Eugene Lim

Eugene Lim
spaceraccoon hacks for good! From Amazon to Zendesk, he has helped secure organizations from a range of vulnerabilities. In 2021, he was 1 of 5 selected from a pool of 1 million white hat hackers for the HackerOne H1-Elite Hall of Fame. Outside of bug bounty, he researches cutting-edge cybersecurity issues that span a diversity of domains such as artificial intelligence and social engineering. His work has been featured at top conferences such as Black Hat, DEF CON, and industry publications like WIRED and The Register.

Talk / Workshop
Description
Bounty Track

Automation for Manual Bug Bounty Hunters

In the bug bounty space, hunters are typically split into two camps: automation masters who detect and scan assets at scale, and manual researchers who dive deep into application logic. Due to the different skillsets and resources needed, hunters prefer to stick to one approach. However, manual bug bounty hunters do not need to rely exclusively on Burp Suite and the browser. My talk will explore the bountiful field of automation they can use to speed up and enhance in-depth research, from code review to macros. Regardless of your approach to bug bounty, you will take away new ideas to integrate automation into your work.
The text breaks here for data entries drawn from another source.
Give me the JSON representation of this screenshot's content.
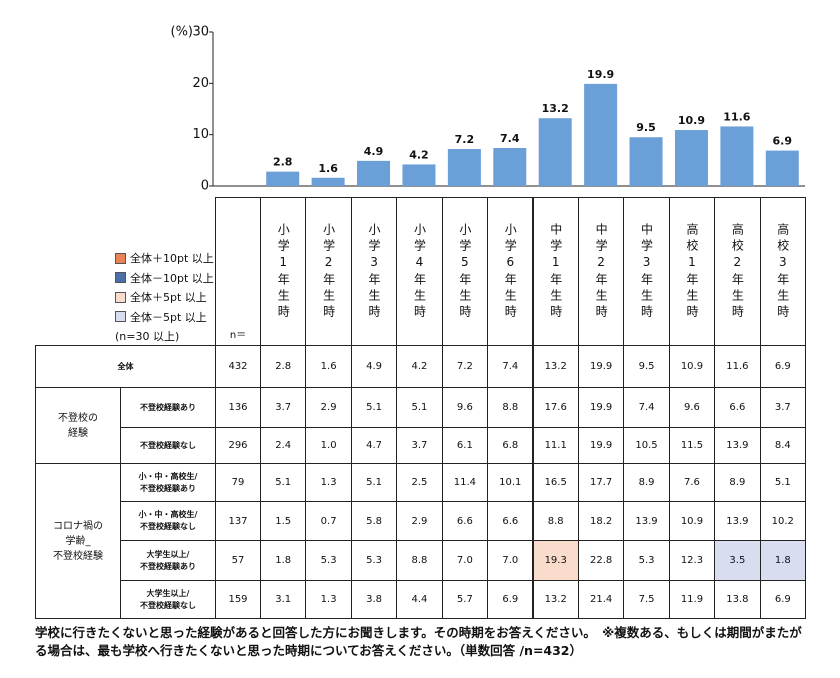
{
  "chart_data": {
    "type": "bar",
    "ylabel": "(%)",
    "categories": [
      "小学1年生時",
      "小学2年生時",
      "小学3年生時",
      "小学4年生時",
      "小学5年生時",
      "小学6年生時",
      "中学1年生時",
      "中学2年生時",
      "中学3年生時",
      "高校1年生時",
      "高校2年生時",
      "高校3年生時"
    ],
    "values": [
      2.8,
      1.6,
      4.9,
      4.2,
      7.2,
      7.4,
      13.2,
      19.9,
      9.5,
      10.9,
      11.6,
      6.9
    ],
    "color": "#6b9fd8",
    "ylim": [
      0,
      30
    ],
    "yticks": [
      0,
      10,
      20,
      30
    ]
  },
  "legend": {
    "items": [
      {
        "label": "全体＋10pt 以上",
        "color": "#ea8458"
      },
      {
        "label": "全体－10pt 以上",
        "color": "#4c6fa8"
      },
      {
        "label": "全体＋5pt 以上",
        "color": "#f9dccb"
      },
      {
        "label": "全体－5pt 以上",
        "color": "#d8ddf0"
      }
    ],
    "note": "(n=30 以上)"
  },
  "table": {
    "n_label": "n＝",
    "total": {
      "label": "全体",
      "n": 432,
      "cells": [
        "2.8",
        "1.6",
        "4.9",
        "4.2",
        "7.2",
        "7.4",
        "13.2",
        "19.9",
        "9.5",
        "10.9",
        "11.6",
        "6.9"
      ]
    },
    "groups": [
      {
        "label": "不登校の\n経験",
        "rows": [
          {
            "label": "不登校経験あり",
            "n": 136,
            "cells": [
              "3.7",
              "2.9",
              "5.1",
              "5.1",
              "9.6",
              "8.8",
              "17.6",
              "19.9",
              "7.4",
              "9.6",
              "6.6",
              "3.7"
            ]
          },
          {
            "label": "不登校経験なし",
            "n": 296,
            "cells": [
              "2.4",
              "1.0",
              "4.7",
              "3.7",
              "6.1",
              "6.8",
              "11.1",
              "19.9",
              "10.5",
              "11.5",
              "13.9",
              "8.4"
            ]
          }
        ]
      },
      {
        "label": "コロナ禍の\n学齢_\n不登校経験",
        "rows": [
          {
            "label": "小・中・高校生/\n不登校経験あり",
            "n": 79,
            "cells": [
              "5.1",
              "1.3",
              "5.1",
              "2.5",
              "11.4",
              "10.1",
              "16.5",
              "17.7",
              "8.9",
              "7.6",
              "8.9",
              "5.1"
            ]
          },
          {
            "label": "小・中・高校生/\n不登校経験なし",
            "n": 137,
            "cells": [
              "1.5",
              "0.7",
              "5.8",
              "2.9",
              "6.6",
              "6.6",
              "8.8",
              "18.2",
              "13.9",
              "10.9",
              "13.9",
              "10.2"
            ]
          },
          {
            "label": "大学生以上/\n不登校経験あり",
            "n": 57,
            "cells": [
              "1.8",
              "5.3",
              "5.3",
              "8.8",
              "7.0",
              "7.0",
              "19.3",
              "22.8",
              "5.3",
              "12.3",
              "3.5",
              "1.8"
            ]
          },
          {
            "label": "大学生以上/\n不登校経験なし",
            "n": 159,
            "cells": [
              "3.1",
              "1.3",
              "3.8",
              "4.4",
              "5.7",
              "6.9",
              "13.2",
              "21.4",
              "7.5",
              "11.9",
              "13.8",
              "6.9"
            ]
          }
        ]
      }
    ],
    "highlights": [
      {
        "group": 1,
        "row": 2,
        "col": 6,
        "legend": 2
      },
      {
        "group": 1,
        "row": 2,
        "col": 10,
        "legend": 3
      },
      {
        "group": 1,
        "row": 2,
        "col": 11,
        "legend": 3
      }
    ]
  },
  "footnote": "学校に行きたくないと思った経験があると回答した方にお聞きします。その時期をお答えください。　※複数ある、もしくは期間がまたがる場合は、最も学校へ行きたくないと思った時期についてお答えください。（単数回答 /n=432）"
}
  1. Introduction: At more advanced levels, bug bounty hunters typically either pursue wide automation or deep manual research.
    1. Automation requires large investments in compute resources to discover and scan assets faster than others – often a winner takes all outcome.
    2. Manual research requires large investments in time to explore app functionality and discover unique bugs, which can be a toss-up
    3. However, in recent years the tools available to manual researchers has increased in quantity and quality; manual bug bounty hunters should integrate some of these into their work.
  2. Attack Surface Management (ASM) may appear to be a repackaged form of automated reconnaissance, but manual bug bounty hunters can take away new techniques from this product space.
    1. Cloud asset discovery has become even more important as companies adopt these technologies; techniques have become more sophisticated than simply brute-forcing subdomains or storage buckets.
    2. Cloud service provider-specific quirks, such as Azure Autodiscover (demonstrated in letitgo tool), can reveal assets invisible to traditional asset discovery methods.
    3. Meanwhile, continuous monitoring of specific assets can provide maximum cost-to-benefit for manual hunters by alerting them to specific changes in applications rather than scanning wide.
  3. Code search and review tools supercharge vulnerability discovery and scales individual findings.
    1. grep.app and Sourcegraph allow researchers to quickly search for vulnerable code patterns across all Git repositories.
    2. When looking into a specific codebase, researchers can apply automated code review with Semgrep and CodeQL to identify weak areas.
    3. Source-to-sink tracing automates much of researchers’ manual code review and can cover up for blind spots.
    4. Discussion of vulnerabilities discovered this way (pending disclosure).
  4. Even within the Burp-and-browser paradigm, researchers can apply quality-of-life automation.
    1. Client-side vulnerability discovery greatly improved with DOM Invader and custom extensions like postmessage-tracker.
    2. Useful extensions covering cryptographic weaknesses to authorization checks.
    3. Learn to write your own extensions and macros to cover unique technologies or request flows.
  5. Conclusion: Being a manual bug bounty hunter doesn’t have to mean slogging through lots of repetition.
    1. Pay attention to where you are repeating unnecessary work and invest the time to automate it.
    2. It’s difficult to squeeze blood from a stone; asset discovery is important to surface new attack surfaces, but you don’t need to do the same thing everyone is doing.
    3. Ultimately, the goal is to improve your existing workflow, not replace it – manual in-depth research is still incredibly impactful.